Outra pessoa envolvida em uma das denúncias disse à publicação que ficou mais triste ainda quando viu o comentarista ganhar, ainda em 2019, seu próprio programa na hora do almoço e se mudar para o Rio de Janeiro para apresentá-lo. O “Acabou a Brincadeira”, que levava o nome de um bordão de Cereto, durou apenas um ano. Depois, o profissional se juntou a André Rizek no “Seleção SporTV”.
Justiça condena Globo em 1ª instância
A juíza Marisa Santos da Costa aceitou o pedido da ex-funcionária na primeira instância. Para a magistrada, ficou comprovado por diversos pontos que Carlos Cereto cometeu o assédio de que foi acusado e que a Globo nada fez para proteger sua contratada: “Assim, reconhece-se a lesão à dignidade da autora, configurando dano moral, restando estabelecer, por arbitramento racional, norteado pelo princípio da razoabilidade, a extensão da compensação correlata”.
A juíza determinou ainda que a Globo pagasse cinco salários mínimos para a ex-funcionária naquele momento. Vale citar que esse não representa um valor final, já que o processo ainda corre na Justiça. “Estabelecidas tais premissas, arbitra-se a indenização no importe correspondente a cinco salários da autora a título de reparação pela prática de assédio moral (mobbing) durante a constância do pacto, tendo em vista a situação social e econômica da reclamada”, concluiu Marisa.
Cereto e TV Globo se manifestam
Nesta quinta-feira (1º), Cereto se manifestou brevemente sobre as acusações, dizendo que só soube das mesmas após a reportagem do “Notícias da TV”. O jornalista acrescentou que prefere não comentar o teor do processo, já que não é réu no caso. “Eu fui surpreendido com este material. Eu não sou réu da ação. A TV Globo, que é a ré, é quem tem que se manifestar”, argumentou.

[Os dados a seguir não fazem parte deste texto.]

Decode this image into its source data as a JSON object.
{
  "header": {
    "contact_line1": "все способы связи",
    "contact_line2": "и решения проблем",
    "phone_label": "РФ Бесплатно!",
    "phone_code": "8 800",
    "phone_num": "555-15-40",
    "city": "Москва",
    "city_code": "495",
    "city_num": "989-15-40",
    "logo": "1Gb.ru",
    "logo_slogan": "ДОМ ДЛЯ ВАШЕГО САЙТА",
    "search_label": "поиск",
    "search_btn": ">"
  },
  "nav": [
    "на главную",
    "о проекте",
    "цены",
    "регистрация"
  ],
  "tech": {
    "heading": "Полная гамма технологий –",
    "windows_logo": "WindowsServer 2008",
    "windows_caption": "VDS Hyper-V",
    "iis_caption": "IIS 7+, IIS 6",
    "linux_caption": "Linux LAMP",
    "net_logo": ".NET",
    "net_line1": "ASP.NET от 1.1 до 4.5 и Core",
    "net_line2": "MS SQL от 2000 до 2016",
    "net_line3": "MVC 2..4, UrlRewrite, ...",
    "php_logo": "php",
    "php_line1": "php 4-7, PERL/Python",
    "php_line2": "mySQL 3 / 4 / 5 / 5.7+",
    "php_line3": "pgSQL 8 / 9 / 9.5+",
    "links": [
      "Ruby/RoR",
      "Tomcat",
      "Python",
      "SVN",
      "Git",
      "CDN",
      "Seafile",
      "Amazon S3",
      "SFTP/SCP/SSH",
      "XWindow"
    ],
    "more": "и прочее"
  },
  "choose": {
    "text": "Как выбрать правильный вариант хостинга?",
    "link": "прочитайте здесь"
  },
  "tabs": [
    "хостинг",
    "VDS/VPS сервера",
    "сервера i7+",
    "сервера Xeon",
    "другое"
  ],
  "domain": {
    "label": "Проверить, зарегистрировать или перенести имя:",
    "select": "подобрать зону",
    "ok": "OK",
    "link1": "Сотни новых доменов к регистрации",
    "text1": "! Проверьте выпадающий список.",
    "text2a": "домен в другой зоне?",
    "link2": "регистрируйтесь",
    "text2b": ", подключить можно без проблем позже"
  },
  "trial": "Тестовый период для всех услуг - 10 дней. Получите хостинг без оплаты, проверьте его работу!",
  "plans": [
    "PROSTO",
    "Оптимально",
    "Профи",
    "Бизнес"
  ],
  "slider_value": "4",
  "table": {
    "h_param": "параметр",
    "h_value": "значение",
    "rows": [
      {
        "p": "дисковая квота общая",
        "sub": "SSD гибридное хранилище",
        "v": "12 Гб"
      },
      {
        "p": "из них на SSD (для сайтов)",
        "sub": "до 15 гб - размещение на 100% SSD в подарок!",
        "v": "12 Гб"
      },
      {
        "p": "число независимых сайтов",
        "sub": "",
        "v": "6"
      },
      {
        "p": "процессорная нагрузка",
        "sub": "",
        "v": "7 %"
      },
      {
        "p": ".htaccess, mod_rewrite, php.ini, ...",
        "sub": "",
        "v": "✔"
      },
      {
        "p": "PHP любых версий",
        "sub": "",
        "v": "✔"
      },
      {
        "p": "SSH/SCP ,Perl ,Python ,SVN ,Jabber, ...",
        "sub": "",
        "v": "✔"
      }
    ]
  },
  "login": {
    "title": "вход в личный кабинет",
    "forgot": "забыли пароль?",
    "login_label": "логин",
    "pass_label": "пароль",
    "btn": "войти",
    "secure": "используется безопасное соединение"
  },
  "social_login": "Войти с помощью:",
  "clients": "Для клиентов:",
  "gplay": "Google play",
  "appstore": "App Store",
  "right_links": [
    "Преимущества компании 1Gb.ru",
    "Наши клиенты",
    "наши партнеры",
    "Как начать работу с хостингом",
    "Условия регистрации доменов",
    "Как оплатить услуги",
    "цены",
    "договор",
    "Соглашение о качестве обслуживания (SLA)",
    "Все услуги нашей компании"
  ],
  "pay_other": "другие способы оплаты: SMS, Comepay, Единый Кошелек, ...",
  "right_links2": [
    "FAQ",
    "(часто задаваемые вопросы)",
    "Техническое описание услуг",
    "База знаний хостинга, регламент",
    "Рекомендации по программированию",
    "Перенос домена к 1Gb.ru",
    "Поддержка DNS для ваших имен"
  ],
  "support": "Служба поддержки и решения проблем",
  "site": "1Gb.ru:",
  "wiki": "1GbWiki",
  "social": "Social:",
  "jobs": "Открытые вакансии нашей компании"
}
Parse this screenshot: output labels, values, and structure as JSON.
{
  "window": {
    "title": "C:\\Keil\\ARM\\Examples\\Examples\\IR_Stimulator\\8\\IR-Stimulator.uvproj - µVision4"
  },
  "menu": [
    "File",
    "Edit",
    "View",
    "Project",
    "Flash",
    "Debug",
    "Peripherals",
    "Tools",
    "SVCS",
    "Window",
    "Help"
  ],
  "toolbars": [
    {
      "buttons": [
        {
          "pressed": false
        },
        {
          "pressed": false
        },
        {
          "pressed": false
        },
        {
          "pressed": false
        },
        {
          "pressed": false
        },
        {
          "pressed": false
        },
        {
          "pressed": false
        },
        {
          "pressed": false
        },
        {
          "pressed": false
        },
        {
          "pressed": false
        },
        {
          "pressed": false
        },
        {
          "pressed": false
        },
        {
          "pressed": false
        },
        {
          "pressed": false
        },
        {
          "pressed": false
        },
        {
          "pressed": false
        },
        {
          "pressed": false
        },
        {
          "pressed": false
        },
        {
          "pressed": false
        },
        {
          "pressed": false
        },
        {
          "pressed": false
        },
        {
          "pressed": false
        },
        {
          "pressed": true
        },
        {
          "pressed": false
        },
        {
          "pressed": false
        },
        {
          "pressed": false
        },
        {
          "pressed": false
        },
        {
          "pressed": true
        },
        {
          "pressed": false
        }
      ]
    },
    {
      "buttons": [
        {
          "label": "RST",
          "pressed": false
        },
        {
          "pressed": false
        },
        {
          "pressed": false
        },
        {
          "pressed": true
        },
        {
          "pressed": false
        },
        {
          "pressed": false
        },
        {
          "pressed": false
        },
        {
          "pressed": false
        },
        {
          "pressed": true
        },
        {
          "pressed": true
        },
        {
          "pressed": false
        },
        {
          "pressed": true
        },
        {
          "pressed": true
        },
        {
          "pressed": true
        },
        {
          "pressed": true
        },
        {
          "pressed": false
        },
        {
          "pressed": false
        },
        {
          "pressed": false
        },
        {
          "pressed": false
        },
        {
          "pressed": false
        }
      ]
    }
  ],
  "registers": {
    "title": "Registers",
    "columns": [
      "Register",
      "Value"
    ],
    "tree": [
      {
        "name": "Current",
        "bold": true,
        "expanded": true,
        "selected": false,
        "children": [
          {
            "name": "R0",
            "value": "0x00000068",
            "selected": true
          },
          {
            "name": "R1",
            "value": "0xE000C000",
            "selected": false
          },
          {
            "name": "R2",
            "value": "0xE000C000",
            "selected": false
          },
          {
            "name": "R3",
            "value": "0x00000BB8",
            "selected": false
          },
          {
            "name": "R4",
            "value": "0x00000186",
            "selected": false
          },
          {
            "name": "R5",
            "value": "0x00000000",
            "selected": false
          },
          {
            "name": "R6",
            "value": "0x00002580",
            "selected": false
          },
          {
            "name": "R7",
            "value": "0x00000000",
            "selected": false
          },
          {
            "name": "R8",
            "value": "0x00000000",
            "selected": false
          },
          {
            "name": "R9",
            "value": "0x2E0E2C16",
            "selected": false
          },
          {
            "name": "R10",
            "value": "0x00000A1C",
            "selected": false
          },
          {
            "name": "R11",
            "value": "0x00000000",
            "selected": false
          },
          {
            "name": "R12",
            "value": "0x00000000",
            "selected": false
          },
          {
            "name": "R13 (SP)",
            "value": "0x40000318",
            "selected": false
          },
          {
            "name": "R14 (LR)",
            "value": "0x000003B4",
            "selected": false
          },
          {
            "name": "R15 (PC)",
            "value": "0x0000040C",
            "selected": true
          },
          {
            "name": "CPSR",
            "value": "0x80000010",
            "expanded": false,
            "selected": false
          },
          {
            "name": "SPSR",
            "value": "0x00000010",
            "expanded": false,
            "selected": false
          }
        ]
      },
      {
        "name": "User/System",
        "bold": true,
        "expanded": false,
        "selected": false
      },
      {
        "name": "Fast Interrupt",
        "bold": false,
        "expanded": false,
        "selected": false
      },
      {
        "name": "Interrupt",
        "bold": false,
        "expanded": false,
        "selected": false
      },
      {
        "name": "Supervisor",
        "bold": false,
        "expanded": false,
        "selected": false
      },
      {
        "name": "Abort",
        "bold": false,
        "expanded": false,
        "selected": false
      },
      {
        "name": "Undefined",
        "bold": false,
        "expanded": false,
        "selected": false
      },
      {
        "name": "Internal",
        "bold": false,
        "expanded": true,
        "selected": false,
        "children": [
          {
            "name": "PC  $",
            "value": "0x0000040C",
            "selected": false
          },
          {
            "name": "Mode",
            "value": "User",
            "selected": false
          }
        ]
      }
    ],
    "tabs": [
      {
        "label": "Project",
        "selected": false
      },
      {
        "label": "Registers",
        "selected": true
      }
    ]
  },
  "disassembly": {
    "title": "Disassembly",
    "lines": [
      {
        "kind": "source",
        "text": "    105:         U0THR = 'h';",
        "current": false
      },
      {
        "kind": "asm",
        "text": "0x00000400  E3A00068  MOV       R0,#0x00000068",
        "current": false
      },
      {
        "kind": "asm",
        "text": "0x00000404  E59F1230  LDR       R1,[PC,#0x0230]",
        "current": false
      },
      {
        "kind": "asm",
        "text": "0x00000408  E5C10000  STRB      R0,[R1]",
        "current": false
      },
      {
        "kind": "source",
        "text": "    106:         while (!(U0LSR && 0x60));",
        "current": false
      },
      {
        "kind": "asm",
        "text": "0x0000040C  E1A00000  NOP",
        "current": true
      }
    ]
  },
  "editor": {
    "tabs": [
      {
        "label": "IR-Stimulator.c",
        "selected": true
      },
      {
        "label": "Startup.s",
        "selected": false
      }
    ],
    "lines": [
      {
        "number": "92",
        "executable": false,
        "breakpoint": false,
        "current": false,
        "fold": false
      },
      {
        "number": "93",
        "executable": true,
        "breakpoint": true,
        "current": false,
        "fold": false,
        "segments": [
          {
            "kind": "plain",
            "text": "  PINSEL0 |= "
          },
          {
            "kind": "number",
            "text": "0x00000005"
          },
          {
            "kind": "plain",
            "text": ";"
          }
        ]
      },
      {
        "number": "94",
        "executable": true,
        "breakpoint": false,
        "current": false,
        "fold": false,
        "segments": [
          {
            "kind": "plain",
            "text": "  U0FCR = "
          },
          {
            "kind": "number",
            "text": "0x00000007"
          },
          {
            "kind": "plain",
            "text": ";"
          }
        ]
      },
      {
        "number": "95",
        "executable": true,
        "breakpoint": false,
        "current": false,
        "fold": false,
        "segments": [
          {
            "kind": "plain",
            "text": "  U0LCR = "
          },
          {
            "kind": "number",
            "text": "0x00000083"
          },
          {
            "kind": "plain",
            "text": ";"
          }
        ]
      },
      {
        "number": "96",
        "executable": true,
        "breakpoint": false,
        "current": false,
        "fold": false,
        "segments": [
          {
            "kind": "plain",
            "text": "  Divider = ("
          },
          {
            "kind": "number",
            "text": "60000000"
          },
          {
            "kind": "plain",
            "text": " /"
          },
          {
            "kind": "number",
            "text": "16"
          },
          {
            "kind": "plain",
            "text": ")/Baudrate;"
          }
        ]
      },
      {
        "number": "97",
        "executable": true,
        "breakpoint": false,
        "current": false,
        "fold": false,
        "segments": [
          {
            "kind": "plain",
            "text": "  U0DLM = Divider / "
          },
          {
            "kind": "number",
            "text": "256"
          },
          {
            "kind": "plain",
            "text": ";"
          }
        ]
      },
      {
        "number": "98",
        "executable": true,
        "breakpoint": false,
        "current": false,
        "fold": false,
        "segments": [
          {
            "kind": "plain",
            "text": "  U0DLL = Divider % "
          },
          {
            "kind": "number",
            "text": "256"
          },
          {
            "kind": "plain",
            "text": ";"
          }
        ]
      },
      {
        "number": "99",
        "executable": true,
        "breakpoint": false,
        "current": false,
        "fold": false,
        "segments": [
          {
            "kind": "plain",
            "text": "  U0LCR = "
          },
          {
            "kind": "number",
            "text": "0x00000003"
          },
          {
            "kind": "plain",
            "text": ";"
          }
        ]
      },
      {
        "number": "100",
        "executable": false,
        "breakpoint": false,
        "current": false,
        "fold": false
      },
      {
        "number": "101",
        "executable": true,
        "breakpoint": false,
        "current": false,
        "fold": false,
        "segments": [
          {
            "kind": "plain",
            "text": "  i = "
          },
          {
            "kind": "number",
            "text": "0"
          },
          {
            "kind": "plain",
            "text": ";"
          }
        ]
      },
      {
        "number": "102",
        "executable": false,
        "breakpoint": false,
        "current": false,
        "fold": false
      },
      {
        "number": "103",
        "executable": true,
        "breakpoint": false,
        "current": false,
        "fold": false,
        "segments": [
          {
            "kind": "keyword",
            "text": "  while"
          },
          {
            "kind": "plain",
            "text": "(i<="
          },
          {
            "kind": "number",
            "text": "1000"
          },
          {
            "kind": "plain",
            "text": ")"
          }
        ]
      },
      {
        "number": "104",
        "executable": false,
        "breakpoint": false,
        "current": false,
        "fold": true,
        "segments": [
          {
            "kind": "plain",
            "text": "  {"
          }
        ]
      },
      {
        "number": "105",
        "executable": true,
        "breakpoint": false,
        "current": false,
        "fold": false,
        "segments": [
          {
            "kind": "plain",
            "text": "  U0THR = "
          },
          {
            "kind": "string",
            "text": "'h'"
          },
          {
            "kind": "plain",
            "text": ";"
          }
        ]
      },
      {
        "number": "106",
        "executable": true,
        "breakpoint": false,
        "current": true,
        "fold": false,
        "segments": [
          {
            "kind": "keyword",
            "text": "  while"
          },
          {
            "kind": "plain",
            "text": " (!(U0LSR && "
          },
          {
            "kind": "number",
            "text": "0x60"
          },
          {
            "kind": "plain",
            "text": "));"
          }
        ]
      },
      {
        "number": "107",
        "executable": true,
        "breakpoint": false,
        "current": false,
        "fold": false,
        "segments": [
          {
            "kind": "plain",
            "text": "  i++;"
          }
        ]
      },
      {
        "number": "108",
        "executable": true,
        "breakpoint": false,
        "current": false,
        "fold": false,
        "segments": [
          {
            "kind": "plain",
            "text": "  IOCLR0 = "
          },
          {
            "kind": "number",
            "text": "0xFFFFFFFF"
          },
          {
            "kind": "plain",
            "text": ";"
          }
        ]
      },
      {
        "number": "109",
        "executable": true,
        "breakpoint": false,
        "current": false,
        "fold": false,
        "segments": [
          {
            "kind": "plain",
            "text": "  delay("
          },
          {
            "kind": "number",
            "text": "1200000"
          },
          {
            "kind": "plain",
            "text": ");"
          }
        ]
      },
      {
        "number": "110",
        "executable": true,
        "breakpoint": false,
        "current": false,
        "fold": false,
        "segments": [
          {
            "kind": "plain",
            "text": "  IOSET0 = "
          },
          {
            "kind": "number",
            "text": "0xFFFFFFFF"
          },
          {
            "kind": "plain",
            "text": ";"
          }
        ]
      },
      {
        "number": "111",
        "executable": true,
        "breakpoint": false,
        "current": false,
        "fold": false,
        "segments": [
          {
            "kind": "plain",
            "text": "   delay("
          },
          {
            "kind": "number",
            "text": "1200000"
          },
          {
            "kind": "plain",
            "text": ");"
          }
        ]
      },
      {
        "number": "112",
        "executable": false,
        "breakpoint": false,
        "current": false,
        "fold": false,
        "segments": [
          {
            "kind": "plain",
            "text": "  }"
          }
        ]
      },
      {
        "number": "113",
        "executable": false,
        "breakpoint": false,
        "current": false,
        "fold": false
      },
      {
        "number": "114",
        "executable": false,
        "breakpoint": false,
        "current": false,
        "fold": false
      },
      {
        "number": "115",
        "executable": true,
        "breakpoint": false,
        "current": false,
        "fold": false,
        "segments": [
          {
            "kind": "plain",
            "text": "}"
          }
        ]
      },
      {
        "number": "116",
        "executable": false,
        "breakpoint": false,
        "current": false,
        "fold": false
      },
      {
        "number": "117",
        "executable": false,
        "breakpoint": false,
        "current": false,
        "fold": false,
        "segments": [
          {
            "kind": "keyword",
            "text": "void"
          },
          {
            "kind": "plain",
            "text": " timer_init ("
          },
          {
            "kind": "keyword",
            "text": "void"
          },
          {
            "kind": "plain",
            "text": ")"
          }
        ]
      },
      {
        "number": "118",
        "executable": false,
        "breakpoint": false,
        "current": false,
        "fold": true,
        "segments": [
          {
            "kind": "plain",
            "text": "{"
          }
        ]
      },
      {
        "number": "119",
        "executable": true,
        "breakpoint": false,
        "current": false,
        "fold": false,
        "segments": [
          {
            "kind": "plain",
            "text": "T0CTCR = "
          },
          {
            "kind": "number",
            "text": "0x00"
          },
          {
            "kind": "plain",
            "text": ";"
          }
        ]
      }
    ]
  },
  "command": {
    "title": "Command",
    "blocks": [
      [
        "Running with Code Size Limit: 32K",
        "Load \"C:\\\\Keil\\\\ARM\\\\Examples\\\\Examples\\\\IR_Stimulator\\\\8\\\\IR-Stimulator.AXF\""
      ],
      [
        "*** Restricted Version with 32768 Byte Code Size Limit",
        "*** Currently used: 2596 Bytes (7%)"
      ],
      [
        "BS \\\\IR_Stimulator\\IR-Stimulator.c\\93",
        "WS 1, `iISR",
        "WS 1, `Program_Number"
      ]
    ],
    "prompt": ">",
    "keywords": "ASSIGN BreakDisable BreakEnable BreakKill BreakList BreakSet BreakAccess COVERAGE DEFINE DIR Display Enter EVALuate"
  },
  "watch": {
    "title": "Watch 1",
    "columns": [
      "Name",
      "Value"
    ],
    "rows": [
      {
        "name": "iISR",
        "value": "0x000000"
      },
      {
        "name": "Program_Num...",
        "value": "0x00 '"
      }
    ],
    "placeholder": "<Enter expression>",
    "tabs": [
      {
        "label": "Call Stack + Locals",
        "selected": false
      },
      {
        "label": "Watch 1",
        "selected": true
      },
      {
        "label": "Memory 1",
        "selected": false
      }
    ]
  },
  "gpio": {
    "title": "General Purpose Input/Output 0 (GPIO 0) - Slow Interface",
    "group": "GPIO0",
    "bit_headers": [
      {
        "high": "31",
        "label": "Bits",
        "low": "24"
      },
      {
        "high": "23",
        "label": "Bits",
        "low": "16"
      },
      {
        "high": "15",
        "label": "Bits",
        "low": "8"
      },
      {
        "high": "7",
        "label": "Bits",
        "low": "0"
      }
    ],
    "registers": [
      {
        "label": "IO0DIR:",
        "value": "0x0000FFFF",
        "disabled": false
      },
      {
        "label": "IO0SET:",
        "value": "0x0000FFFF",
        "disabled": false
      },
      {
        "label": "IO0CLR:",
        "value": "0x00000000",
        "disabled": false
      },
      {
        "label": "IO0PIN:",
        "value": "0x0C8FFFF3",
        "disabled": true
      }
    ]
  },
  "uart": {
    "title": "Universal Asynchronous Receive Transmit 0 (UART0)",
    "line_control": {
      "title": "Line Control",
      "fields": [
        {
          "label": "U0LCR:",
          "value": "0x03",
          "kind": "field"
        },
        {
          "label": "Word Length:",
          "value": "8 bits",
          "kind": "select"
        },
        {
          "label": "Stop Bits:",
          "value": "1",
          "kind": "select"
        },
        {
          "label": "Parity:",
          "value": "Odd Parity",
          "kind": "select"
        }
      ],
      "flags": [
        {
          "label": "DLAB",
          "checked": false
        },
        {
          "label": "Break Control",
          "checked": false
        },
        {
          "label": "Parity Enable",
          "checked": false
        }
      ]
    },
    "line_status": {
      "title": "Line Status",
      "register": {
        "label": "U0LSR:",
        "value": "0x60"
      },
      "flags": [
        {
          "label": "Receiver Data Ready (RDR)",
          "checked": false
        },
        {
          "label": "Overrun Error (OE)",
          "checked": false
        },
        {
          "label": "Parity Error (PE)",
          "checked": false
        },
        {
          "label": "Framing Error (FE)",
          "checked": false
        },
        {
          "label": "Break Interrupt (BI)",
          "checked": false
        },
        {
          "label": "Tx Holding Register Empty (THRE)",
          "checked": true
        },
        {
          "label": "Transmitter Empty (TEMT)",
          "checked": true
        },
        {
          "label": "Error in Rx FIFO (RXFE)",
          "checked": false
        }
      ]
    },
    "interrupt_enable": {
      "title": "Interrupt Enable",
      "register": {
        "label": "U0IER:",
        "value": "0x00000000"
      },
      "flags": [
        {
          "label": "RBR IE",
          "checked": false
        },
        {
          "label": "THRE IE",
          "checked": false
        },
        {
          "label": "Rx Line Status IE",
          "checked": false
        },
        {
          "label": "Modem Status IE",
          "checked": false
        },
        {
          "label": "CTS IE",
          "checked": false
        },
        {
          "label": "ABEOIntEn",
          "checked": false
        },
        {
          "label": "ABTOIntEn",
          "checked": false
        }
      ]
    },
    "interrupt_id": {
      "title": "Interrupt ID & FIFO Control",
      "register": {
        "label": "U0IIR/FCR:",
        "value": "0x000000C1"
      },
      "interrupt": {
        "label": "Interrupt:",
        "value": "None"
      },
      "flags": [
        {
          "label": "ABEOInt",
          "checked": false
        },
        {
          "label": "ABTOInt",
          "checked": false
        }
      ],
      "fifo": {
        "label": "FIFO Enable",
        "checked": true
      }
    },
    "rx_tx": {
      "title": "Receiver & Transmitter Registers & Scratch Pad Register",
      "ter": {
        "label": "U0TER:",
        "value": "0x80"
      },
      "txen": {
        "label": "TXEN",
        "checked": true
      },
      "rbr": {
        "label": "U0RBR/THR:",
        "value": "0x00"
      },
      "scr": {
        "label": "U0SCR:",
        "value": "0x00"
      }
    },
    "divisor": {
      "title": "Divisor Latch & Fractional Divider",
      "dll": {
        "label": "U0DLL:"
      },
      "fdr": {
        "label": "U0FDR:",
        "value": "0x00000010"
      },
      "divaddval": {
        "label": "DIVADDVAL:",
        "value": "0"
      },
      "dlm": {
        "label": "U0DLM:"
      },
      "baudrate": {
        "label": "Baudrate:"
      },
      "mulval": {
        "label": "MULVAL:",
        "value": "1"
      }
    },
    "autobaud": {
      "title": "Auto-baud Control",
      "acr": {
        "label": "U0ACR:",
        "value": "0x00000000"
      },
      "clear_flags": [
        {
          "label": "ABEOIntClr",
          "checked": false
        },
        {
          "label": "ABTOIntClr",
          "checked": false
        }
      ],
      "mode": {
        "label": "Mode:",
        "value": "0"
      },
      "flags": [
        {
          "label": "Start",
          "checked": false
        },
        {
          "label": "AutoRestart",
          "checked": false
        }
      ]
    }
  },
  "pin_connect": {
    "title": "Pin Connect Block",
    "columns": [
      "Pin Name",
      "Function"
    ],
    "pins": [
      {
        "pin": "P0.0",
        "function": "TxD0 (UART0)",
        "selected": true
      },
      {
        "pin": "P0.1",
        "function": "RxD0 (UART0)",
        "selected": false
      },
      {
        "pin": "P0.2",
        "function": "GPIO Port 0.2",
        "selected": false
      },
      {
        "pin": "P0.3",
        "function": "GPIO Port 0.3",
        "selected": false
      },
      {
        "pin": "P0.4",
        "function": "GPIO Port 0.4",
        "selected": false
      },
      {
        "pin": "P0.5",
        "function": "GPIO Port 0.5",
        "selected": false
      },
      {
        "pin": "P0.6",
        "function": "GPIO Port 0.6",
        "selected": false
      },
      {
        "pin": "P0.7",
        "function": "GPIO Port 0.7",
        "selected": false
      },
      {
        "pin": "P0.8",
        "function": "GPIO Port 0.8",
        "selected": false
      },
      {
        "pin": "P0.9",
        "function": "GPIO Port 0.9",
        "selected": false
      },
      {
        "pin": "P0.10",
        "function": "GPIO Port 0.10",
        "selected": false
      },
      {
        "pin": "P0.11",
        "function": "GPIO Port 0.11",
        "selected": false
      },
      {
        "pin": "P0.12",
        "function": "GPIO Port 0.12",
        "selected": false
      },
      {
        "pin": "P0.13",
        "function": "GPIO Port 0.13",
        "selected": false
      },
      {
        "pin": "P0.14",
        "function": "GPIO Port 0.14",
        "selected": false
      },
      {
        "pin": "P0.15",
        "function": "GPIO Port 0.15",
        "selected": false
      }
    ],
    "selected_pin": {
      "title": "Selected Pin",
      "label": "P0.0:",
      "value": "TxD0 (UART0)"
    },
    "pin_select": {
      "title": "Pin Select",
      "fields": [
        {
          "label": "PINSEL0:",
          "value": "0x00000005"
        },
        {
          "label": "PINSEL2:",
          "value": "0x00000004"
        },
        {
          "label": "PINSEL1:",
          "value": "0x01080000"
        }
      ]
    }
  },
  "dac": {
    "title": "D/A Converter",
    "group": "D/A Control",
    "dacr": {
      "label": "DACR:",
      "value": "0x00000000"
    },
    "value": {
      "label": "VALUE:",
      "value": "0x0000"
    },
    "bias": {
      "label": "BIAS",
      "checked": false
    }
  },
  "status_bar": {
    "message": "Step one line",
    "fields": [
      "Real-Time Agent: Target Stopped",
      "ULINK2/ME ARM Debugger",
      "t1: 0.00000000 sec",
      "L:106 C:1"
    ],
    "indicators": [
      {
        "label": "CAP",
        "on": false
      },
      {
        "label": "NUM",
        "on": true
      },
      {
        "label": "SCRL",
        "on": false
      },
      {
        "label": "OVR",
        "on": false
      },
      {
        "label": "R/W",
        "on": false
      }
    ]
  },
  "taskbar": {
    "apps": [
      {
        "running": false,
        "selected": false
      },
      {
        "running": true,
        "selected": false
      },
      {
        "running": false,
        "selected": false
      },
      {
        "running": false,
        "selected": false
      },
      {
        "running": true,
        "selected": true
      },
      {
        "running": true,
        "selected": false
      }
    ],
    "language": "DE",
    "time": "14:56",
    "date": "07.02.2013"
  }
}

A TV Globo, por sua vez, emitiu o seguinte comunicado: “A saída do jornalista foi uma decisão de gestão. Sobre a pergunta a respeito de compliance, a Globo não comenta assuntos da Ouvidoria, mas reafirma que todo relato de assédio, moral ou sexual, é apurado criteriosamente assim que a empresa toma conhecimento. A Globo não tolera comportamentos abusivos em suas equipes e incentiva que qualquer abuso seja denunciado. Neste sentido, mantém um canal aberto para denúncias de violação às regras do Código de Ética do Grupo Globo”.